The Wind
Screening on Film
With Lillian Gish, Lars Hanson, Montagu Love.
US, 1928, 35mm, black & white, silent, 70 min.
Print source: Warner Bros
The Wind strikes me as the perfect, if more dynamic and gusty, companion piece to Polanski’s Repulsion. Both films are bravura examples of interiority masterfully expressed in a film’s putative, and gorgeously realized, external world. In the case of Sjöström, the world is Sweetwater, a lonely outpost in the American West where the wind never stops blowing soil upon the spotless person and mind of perennially chaste Lillian Gish, whose virginal Letty from Virginia finds herself sexually vexed by the thoughts these filthy gales occasion.
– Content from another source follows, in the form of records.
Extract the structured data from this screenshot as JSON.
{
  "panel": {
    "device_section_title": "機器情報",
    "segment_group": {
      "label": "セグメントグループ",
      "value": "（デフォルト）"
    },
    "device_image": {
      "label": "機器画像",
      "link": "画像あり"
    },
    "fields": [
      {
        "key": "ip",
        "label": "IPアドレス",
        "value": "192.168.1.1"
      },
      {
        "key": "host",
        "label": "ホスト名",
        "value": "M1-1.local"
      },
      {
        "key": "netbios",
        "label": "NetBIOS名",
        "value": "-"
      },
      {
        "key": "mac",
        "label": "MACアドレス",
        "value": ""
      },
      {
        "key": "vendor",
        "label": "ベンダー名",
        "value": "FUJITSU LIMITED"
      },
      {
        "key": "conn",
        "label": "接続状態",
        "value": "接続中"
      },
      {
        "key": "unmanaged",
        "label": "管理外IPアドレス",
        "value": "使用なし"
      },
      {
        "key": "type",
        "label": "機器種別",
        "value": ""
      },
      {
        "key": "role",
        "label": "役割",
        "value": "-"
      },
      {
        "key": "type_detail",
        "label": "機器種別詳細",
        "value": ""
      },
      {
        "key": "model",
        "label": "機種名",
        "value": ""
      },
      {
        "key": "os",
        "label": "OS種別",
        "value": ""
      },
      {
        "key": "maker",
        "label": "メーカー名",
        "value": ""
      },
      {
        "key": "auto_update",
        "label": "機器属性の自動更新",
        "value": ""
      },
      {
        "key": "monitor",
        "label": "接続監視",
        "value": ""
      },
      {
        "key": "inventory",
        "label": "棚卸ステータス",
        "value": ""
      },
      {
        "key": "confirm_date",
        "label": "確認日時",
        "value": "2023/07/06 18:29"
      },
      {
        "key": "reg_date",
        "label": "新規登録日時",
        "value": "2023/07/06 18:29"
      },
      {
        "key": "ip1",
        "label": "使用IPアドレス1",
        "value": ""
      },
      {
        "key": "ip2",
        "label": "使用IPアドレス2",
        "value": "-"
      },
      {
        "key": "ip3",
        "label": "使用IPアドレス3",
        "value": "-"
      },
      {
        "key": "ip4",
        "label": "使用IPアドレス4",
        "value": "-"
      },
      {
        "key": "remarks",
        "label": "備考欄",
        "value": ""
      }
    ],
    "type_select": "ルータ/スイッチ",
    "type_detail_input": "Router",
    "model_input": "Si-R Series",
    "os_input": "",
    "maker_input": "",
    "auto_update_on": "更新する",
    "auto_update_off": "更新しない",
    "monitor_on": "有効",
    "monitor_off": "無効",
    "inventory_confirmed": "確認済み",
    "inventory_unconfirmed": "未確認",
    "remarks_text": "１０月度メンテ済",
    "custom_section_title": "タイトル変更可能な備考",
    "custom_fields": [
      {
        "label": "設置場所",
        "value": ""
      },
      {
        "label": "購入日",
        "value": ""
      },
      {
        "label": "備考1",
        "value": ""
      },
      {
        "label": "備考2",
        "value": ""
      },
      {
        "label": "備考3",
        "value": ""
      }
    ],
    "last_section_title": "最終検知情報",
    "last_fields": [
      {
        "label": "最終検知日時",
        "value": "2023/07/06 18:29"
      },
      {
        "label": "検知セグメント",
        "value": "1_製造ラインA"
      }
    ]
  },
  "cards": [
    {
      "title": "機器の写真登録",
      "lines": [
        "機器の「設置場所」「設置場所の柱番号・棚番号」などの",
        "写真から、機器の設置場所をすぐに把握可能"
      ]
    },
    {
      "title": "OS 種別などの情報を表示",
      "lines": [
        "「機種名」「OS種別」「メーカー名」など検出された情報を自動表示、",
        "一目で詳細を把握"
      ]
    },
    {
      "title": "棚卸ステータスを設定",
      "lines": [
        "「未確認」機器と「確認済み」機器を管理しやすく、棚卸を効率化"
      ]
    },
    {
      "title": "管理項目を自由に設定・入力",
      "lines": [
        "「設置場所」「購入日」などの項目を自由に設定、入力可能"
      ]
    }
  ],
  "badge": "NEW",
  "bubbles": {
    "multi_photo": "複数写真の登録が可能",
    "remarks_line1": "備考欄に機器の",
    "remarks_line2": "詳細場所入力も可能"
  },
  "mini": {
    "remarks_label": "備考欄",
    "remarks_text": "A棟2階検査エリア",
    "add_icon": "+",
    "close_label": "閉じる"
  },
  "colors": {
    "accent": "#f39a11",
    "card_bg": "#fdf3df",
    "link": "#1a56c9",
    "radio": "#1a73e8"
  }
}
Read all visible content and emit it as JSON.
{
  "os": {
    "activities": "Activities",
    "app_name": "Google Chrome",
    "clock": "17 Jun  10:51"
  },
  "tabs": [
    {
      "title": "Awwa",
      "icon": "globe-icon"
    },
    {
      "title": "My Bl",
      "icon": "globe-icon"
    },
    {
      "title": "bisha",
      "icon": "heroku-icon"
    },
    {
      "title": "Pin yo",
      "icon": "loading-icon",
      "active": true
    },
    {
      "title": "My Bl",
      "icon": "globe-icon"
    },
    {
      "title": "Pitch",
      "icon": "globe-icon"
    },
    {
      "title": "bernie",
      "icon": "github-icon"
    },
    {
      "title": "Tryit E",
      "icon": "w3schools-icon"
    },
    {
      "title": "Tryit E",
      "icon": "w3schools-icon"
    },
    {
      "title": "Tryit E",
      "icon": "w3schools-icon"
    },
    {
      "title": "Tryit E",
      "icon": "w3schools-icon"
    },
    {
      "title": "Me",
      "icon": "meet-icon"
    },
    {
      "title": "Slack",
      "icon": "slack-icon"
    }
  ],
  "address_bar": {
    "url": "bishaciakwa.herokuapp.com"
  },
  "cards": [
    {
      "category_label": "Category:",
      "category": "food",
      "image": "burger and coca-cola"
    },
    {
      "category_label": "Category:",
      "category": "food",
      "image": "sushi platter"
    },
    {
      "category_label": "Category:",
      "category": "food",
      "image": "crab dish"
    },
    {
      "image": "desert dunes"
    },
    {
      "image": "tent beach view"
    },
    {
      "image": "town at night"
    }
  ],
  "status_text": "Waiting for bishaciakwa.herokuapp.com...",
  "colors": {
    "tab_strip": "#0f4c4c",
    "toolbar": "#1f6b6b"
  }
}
Once in a while, a cyclone arrives to interrupt the routine of the constant blasts, and a romance for terrified Letty is brutally etched out of the frank landscape, where settlers are put up to mating in much the same fashion as livestock, and where the housewives of Sweetwater handle the organ meats of their beef carcasses with grim, workaday dispatch. Sjöström’s visuals are, by turns, pitch-perfect gothic and stunningly, even hilariously, hyperbolic. The Wind is a singular psychosexual addition to the West’s big fat books of myths, and for once it is fear, not the Native American, that is fought while America defines itself. One of the last silent films made in Hollywood, and maybe the greatest.